Awesome
GE-SpMM: General-purposed Sparse Matrix-Matrix Multiplication on GPUs for Graph Neural Networks
Guyue Huang*, Guohao Dai, Yu Wang and Huazhong Yang
News
- The code for SC20 publication AE is archived at branch sc20_AE.
- The code for ACM SRC publication ( upgraded SpMM kernel) is released as part of the dgSPARSE project. Code link: https://github.com/dgSPARSE/dgSPARSE-Library/tree/main/src/ge-spmm
- Future updates will be released in dgSPARSE project.
Collaborative Projects
- dgSPARSE (Deep Graph Sparse Library) collects GPU sparse routines for HPC and GNN systems, developed in NICS-EFC research lab
- SpMM
- SDDMM
- Edge softmax
- ...
- CogDL is a flexible and efficient graph-learning framework that uses GE-SpMM to accelerate GNN algorithms.
@inproceedings{9355302,
author={Huang, Guyue and Dai, Guohao and Wang, Yu and Yang, Huazhong},
booktitle={SC20: International Conference for High Performance Computing, Networking, Storage and Analysis},
title={GE-SpMM: General-Purpose Sparse Matrix-Matrix Multiplication on GPUs for Graph Neural Networks},
year={2020},
pages={1-12},
doi={10.1109/SC41405.2020.00076}
}
@misc{huang2021efficient,
title={Efficient Sparse Matrix Kernels based on Adaptive Workload-Balancing and Parallel-Reduction},
author={Guyue Huang and Guohao Dai and Yu Wang and Yufei Ding and Yuan Xie},
year={2021},
eprint={2106.16064},
archivePrefix={arXiv},
primaryClass={cs.DC}
}
Abstract
GE-SpMM is a fast CSR-based CUDA kernel of sparse-dense matrix multiplication (SpMM), designed to accelerate GNN applications.
Get started
git clone --recursive https://github.com/hgyhungry/ge-spmm.git
Kernel performance
Prerequisites
CUDA toolkit 10.1
Compilation
source compile.sh
The script should also build the baseline implementation in ./merge-spmm.
Download dataset
cd data
source download_SNAP.sh
run tests
source run_test.sh
GunRock baseline
When cloning this repo, pass --recursive flag to automatically pull GunRock submodule.
cd gunrock-test
cp -r app/spmm ./gunrock/gunrock/app/
cp -r examples/spmm ./gunrock/examples
cp CMakeList.txt ./gunrock/examples
mkdir build && cd build
cmake .. && make spmm -j8
Run tests
cd $(this-repo)/gunrock-test/gunrock/
cp examples/spmm/test.sh .
source test.sh
Results are written to gr_test.txt
DGL integration
Prerequisites CUDA toolkit 10.1 PyTorch 1.4
GE-SpMM can be integrated to DGL. When cloning this repo, pass --recursive flag to automatically pull DGL repo.
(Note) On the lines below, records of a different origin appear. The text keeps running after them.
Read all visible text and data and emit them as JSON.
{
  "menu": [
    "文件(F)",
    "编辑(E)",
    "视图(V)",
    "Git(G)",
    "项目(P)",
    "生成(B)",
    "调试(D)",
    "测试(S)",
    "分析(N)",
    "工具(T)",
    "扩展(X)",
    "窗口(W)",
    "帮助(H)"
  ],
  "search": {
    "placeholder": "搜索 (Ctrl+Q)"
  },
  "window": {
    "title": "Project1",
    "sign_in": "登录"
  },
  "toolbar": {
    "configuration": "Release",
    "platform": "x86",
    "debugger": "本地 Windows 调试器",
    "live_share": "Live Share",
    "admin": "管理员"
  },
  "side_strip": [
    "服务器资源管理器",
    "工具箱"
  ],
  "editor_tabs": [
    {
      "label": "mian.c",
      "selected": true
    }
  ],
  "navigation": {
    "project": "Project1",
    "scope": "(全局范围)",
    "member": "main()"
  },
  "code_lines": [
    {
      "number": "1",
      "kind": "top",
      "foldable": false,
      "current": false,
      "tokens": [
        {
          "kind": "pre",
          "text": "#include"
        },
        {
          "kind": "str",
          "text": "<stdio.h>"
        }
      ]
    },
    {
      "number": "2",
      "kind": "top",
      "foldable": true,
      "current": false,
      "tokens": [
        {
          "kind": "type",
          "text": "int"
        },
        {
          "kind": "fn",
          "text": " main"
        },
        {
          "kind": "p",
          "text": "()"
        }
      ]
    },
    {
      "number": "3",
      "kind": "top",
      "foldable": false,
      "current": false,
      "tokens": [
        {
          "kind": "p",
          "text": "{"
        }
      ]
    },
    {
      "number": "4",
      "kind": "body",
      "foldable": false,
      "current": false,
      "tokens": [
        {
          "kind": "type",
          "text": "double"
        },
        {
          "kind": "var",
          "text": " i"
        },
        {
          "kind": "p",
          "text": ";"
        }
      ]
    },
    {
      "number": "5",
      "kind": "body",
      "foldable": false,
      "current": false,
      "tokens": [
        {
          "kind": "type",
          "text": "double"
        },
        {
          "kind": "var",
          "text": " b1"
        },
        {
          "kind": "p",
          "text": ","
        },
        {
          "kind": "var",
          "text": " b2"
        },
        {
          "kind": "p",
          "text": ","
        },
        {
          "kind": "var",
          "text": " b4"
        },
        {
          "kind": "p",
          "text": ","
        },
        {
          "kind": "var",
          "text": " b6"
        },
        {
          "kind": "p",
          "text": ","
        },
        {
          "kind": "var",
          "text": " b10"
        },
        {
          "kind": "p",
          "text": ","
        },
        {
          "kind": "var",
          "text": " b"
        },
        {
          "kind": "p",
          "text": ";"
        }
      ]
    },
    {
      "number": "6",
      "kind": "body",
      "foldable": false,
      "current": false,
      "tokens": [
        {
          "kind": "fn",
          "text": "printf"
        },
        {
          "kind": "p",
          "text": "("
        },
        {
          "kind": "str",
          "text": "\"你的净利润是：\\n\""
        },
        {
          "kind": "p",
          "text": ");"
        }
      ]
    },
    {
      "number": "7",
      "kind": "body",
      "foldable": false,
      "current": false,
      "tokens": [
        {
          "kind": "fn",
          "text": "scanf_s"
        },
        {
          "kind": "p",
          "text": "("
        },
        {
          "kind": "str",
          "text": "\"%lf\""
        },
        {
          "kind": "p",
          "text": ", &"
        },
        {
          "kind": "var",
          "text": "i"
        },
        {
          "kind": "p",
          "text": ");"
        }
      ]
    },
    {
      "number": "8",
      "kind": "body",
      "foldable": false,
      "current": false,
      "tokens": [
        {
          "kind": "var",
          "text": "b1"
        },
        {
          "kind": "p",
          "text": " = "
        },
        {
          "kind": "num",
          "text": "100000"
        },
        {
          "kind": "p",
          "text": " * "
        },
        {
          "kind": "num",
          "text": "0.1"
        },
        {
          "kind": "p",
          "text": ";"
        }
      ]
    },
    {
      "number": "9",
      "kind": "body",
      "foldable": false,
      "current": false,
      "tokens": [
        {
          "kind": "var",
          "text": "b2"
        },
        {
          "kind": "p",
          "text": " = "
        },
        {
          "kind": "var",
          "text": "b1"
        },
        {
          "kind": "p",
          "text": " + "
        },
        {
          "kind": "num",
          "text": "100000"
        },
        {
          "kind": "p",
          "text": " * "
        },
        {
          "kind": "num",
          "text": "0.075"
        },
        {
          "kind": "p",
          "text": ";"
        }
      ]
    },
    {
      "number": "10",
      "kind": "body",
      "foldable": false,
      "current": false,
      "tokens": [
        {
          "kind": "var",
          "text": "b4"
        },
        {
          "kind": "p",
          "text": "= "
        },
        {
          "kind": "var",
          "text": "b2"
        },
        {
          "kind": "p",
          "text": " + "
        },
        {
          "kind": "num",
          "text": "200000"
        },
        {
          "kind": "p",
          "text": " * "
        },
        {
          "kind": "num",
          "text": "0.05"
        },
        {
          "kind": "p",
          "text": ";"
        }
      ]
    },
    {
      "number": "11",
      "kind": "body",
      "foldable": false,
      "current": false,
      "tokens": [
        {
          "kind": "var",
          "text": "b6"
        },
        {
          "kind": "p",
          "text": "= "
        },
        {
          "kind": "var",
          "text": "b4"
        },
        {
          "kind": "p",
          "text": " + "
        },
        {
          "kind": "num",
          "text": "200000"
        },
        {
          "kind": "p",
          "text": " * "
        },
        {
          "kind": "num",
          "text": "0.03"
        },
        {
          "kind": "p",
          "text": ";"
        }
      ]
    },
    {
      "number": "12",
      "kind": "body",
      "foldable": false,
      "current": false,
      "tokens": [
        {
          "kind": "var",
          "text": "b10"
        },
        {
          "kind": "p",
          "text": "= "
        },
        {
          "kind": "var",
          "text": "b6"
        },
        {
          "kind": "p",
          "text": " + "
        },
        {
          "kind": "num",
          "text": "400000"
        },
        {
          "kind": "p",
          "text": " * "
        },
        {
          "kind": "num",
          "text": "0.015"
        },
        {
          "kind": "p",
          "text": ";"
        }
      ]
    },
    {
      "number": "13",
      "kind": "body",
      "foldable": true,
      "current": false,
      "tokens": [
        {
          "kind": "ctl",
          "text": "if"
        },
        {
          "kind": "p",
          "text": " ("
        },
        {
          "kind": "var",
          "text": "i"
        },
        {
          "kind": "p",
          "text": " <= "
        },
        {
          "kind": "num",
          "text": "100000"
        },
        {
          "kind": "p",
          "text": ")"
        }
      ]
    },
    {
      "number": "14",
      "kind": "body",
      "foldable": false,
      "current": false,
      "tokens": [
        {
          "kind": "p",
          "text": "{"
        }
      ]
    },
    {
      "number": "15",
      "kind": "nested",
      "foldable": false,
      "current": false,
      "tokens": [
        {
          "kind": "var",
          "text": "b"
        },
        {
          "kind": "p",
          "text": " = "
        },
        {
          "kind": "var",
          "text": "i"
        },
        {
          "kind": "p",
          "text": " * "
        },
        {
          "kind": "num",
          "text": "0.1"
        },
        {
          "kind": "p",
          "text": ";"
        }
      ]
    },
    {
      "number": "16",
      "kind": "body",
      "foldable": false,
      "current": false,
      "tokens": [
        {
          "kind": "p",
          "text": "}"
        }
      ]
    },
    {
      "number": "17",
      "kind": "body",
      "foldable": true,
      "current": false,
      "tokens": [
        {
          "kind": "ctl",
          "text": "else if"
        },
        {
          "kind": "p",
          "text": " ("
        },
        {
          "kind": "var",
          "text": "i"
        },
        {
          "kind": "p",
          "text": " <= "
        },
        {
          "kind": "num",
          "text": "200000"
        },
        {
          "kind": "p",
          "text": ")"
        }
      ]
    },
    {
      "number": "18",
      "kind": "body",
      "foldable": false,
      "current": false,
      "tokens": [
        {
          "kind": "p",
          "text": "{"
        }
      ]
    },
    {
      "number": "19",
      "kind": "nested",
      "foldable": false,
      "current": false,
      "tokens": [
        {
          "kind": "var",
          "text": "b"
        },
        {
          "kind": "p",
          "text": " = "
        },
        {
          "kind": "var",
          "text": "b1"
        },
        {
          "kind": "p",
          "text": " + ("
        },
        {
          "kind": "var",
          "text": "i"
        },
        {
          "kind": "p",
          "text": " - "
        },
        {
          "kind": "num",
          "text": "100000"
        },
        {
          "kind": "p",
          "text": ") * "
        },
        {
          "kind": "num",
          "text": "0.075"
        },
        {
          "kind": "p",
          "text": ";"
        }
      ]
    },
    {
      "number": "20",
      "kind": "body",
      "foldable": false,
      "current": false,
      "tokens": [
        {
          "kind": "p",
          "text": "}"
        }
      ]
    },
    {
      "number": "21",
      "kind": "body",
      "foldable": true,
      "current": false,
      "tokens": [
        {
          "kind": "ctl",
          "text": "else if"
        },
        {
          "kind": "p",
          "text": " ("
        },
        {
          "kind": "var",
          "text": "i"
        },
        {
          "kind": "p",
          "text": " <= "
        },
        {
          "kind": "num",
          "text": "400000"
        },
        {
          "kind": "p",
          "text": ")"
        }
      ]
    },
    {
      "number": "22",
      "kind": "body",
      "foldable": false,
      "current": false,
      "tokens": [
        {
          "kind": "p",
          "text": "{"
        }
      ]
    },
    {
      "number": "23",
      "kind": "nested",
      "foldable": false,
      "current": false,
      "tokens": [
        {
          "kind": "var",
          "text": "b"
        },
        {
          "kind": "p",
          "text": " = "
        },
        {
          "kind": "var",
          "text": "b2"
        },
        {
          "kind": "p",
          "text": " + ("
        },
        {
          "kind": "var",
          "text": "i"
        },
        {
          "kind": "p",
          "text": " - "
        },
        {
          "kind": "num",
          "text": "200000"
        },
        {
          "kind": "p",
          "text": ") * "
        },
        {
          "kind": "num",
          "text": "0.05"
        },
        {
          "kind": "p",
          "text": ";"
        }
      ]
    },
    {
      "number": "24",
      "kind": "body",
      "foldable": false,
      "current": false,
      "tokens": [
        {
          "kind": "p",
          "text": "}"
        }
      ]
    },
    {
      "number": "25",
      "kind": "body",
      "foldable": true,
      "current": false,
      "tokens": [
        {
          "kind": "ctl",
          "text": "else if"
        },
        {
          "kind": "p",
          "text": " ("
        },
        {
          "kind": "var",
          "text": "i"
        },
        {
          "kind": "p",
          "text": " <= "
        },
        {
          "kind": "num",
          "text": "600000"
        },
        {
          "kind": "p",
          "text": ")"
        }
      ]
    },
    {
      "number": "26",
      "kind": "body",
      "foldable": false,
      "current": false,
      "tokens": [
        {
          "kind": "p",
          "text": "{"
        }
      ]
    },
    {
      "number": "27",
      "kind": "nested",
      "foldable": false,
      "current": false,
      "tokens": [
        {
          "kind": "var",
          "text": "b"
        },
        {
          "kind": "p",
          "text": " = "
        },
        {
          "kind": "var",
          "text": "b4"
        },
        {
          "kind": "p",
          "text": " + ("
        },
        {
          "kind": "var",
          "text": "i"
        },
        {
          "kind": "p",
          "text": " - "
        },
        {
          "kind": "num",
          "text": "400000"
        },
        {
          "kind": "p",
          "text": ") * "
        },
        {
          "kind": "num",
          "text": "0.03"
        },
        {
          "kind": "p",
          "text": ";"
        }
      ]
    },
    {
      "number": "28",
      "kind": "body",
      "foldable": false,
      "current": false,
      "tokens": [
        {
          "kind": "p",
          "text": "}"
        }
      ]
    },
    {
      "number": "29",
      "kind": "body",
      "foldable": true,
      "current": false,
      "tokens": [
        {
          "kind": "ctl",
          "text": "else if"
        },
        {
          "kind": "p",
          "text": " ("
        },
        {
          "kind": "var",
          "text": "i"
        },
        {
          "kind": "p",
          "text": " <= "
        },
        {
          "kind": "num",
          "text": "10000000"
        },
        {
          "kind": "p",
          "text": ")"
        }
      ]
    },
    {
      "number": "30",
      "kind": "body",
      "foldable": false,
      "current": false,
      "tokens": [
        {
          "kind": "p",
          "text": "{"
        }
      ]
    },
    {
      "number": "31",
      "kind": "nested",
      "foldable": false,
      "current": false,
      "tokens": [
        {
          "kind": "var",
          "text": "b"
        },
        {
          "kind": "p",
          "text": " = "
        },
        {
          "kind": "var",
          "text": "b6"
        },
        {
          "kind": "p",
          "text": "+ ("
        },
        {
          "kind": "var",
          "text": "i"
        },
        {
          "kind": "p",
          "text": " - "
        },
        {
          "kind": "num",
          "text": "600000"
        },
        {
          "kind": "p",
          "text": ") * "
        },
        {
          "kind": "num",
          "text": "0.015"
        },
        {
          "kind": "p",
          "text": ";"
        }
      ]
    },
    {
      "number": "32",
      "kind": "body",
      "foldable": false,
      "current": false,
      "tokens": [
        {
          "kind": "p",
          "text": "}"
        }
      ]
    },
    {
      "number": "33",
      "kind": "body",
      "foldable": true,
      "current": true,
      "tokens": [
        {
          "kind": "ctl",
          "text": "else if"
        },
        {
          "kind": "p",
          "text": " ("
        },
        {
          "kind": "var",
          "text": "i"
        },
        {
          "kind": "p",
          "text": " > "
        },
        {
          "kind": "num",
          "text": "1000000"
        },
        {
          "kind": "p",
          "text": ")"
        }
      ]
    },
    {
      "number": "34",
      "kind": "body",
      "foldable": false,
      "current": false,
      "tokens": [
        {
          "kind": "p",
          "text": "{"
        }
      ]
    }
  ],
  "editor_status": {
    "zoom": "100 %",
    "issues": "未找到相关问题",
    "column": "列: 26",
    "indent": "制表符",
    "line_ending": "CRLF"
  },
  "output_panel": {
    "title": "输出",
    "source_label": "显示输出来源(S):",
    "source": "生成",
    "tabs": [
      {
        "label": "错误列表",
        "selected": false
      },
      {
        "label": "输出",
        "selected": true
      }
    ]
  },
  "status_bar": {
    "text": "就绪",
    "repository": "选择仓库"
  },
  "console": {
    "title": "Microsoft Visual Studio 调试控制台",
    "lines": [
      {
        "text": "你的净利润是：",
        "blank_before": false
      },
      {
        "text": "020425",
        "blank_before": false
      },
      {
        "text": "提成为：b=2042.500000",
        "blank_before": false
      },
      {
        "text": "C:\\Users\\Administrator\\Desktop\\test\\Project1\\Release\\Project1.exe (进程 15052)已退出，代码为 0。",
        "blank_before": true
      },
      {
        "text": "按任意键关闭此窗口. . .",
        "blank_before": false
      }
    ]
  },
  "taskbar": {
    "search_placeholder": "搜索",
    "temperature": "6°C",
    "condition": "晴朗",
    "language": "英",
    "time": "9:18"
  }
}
First build DGL from source. Instructions are also in this tutorial.
cd $(this-repo)/dgl-custom/dgl
mkdir build
cd build
cmake -DUSE_CUDA=ON ..
make -j8
cd ../python
python setup.py install --user
Run example code.
cd $(this-repo)/dgl-custom/benchmark
cd gcn
python gcn_dgl.py --gpu=0 --dataset=pubmed --n-hidden=128 --n-layers=1
cd ../sage
python sage_dgl.py --gpu=0 --dataset=pubmed --n-hidden=32 --n-layers=2 --aggregator-type=pool
Integrate DGL with GE-SpMM
cd $(this-repo)/dgl-custom/
cp *.cu ./dgl/src/kernel/cuda/
# rebuild dgl
cd build
make -j8
cd ../python
python setup.py install --user
Then you can run the same tests again to see differences of pytorch profiling report.
PyTorch extension
Prerequisites CUDA toolkit 10.1 PyTorch 1.4
We also wrap GE-SpMM to be a pytorch custom op. The operator is compiled in a JIT way and can be called in python code. We use this to substitute MessagePassing propogate step provided in pyg and test performance gain.
Build PyG baseline
pip install torch-scatter==latest+${CUDA} -f https://pytorch-geometric.com/whl/torch-1.4.0.html
pip install torch-sparse==latest+${CUDA} -f https://pytorch-geometric.com/whl/torch-1.4.0.html
pip install torch-cluster==latest+${CUDA} -f https://pytorch-geometric.com/whl/torch-1.4.0.html
pip install torch-spline-conv==latest+${CUDA} -f https://pytorch-geometric.com/whl/torch-1.4.0.html
cd $(this-repo)/pytorch-custom/pytorch_geometric
python setup.py install --user
Run tests
cd $(this-repo)/pytorch-custom
# first time running gcn_custom the cuda source will be compiled to lib file
# next time the compilation is not repeated and pytorch can directly load the built lib
python gcn_custom.py --n-hidden=32
python gcn_pyg.py --n-hidden=32
python gcn_custom_2layers.py --n-hidden=32
python gcn_pyg_2layers.py --n-hidden=32